Outcome results for BP RMS have not significantly changed in the last 20 years and are not significantly different from those described in this international cohort (FFS 75% and OS 84%).5, 24, 46 This would suggest that significant improvements in survival outcomes are not likely if new therapies are not used in these patients. However, it should be noted that attempts at bladder salvage have not resulted in decreased survival.

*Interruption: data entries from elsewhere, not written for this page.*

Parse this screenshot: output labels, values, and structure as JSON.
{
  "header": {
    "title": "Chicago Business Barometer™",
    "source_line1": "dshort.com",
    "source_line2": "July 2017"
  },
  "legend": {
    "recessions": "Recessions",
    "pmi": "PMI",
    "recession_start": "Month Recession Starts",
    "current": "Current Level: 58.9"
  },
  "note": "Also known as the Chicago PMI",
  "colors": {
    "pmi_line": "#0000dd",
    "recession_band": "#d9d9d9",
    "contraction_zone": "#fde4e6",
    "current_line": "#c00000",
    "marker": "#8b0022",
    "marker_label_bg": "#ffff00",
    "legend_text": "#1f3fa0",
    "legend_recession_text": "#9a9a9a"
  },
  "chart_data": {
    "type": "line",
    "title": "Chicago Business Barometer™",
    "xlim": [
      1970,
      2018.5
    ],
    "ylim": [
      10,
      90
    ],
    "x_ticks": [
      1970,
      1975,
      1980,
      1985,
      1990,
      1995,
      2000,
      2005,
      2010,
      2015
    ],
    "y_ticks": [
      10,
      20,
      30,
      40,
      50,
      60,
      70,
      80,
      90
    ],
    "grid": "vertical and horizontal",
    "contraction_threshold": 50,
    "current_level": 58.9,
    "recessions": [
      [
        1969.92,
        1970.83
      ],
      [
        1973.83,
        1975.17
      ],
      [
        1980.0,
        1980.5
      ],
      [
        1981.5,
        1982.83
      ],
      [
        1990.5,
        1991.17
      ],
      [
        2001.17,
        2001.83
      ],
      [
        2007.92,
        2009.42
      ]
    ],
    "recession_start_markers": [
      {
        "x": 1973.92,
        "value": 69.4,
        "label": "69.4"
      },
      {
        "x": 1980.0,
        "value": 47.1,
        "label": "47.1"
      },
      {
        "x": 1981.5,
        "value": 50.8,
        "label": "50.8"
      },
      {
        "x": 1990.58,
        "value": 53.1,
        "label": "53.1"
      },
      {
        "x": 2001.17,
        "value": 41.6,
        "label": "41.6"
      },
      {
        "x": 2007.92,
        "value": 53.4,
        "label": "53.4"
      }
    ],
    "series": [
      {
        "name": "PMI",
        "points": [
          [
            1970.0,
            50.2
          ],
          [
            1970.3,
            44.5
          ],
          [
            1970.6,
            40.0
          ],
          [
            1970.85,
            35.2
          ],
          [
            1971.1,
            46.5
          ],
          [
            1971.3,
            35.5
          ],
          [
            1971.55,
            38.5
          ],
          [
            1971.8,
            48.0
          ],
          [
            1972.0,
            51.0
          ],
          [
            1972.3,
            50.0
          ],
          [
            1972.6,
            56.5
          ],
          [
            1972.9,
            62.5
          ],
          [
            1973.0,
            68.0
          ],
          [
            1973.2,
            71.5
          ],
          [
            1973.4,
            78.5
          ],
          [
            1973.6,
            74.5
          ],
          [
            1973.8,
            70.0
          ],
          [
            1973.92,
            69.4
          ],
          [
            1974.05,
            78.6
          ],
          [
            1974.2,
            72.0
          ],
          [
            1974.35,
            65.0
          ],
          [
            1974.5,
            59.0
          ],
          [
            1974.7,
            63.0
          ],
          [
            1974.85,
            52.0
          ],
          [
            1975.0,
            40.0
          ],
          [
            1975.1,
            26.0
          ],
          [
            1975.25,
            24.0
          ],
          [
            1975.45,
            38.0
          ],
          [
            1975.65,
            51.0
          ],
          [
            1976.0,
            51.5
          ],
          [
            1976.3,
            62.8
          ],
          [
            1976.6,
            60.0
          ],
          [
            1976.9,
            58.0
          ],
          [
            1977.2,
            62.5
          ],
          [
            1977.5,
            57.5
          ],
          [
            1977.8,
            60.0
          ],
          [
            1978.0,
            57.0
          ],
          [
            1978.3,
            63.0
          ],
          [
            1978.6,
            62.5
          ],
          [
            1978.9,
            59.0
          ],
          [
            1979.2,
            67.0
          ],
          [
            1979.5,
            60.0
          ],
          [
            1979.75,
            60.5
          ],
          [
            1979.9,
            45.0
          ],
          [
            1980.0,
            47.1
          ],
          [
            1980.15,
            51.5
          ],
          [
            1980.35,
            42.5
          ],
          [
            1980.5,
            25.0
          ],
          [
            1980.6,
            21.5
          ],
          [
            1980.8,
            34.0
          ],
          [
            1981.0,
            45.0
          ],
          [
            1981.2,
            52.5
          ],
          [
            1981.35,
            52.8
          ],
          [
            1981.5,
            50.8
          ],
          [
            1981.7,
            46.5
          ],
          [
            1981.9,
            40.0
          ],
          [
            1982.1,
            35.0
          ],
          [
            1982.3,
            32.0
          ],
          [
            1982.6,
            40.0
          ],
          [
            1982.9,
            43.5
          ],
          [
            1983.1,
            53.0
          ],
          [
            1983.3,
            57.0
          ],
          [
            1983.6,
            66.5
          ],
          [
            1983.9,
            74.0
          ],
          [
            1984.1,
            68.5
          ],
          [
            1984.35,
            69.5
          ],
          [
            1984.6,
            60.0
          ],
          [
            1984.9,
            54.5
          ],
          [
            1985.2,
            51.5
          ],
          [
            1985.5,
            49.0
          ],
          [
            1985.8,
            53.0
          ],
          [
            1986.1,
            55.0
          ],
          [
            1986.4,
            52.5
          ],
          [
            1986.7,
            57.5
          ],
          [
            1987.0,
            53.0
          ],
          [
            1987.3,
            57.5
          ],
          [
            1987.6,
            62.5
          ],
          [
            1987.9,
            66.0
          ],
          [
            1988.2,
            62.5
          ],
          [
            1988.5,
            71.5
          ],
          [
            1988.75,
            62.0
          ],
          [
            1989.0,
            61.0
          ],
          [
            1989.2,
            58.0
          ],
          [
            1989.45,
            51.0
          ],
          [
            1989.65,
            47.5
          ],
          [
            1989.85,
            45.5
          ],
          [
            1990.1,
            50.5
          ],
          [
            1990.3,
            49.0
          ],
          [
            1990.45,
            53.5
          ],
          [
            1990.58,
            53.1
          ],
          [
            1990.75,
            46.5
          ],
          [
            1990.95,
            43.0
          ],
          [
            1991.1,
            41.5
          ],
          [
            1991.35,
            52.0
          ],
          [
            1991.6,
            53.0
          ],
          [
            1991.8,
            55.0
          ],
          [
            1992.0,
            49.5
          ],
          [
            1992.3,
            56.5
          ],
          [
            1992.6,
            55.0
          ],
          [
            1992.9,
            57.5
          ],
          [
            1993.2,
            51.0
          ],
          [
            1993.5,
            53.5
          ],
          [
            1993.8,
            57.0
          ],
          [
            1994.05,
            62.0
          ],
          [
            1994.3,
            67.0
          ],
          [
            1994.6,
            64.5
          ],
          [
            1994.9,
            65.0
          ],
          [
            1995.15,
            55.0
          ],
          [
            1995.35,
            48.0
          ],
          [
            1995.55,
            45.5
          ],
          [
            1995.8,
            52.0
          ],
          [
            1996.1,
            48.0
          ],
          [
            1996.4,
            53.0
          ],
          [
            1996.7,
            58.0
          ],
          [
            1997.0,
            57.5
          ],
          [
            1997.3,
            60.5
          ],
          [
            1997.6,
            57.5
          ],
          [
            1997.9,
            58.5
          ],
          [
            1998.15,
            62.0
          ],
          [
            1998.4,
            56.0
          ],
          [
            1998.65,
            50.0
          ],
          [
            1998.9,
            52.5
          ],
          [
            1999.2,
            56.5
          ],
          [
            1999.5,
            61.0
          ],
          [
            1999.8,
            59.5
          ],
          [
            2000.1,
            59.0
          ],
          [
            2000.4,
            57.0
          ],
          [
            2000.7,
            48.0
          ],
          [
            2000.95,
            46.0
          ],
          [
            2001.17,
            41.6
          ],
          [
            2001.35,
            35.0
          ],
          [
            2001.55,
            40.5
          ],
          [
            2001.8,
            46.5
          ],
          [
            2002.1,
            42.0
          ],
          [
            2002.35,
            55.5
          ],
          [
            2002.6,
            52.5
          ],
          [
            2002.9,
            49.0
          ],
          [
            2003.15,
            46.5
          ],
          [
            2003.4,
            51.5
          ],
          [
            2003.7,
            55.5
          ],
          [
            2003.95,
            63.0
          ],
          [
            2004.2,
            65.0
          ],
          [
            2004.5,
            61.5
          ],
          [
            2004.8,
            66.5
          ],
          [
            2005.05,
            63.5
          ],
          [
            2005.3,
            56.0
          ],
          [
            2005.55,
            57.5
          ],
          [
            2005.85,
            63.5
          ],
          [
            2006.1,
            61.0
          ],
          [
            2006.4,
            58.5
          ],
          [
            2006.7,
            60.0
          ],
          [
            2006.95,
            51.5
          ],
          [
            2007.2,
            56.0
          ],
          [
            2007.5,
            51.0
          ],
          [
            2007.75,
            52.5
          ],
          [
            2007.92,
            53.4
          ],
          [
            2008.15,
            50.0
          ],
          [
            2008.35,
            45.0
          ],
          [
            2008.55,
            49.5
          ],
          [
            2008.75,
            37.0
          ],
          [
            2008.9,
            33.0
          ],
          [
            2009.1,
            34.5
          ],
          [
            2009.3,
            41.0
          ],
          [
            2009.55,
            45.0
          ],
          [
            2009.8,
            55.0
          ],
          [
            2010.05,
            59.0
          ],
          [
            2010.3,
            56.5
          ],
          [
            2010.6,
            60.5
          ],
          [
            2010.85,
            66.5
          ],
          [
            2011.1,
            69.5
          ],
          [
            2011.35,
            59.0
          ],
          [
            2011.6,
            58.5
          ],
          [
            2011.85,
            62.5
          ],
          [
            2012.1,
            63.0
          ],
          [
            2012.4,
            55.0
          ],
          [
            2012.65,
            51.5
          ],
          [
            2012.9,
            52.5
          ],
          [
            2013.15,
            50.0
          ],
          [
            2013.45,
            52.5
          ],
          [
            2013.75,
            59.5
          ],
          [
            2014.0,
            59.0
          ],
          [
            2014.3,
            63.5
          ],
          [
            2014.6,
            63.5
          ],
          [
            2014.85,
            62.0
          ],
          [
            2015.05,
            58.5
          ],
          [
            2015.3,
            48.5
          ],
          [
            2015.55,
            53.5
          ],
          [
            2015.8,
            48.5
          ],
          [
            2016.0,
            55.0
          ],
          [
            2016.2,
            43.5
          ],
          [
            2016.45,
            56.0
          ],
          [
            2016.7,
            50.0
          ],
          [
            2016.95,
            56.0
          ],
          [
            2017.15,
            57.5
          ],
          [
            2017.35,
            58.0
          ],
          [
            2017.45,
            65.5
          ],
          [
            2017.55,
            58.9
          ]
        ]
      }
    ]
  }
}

Delaying RT in an effort to improve functional outcome and prevent the complications of RT has resulted in a somewhat decreased FFS but no impact on OS. Delaying RT may have resulted in a decreased overall “burden of therapy” for some patients, but this is uncertain as it is not possible to determine the number of patients who relapsed and required salvage therapy with intensified chemotherapy and RT from the current data. These questions underscore the major difference in treatment philosophy on the different sides of the Atlantic as has been described by Donaldson and Anderson.47 Of equal importance for patients with BP RMS is their functional outcome after completion of therapy. Raney et al.48 have previously described the functional outcomes for the same international patient cohort used for this study. They did not demonstrate any differences in morbidity or functional outcome for the different treatment philosophies embodied in the Children's Oncology Group, SIOP, CWS and ICG treatment protocols. The results of Raney et al. combined with our results would argue that either treatment paradigm, delayed selective RT versus early broad RT, is equally efficacious with similar survival and functional outcomes. The ultimate determinant of what may be considered the “best” approach will require carefully constructed, comparative long-term follow-up studies of patients treated by the two differing approaches.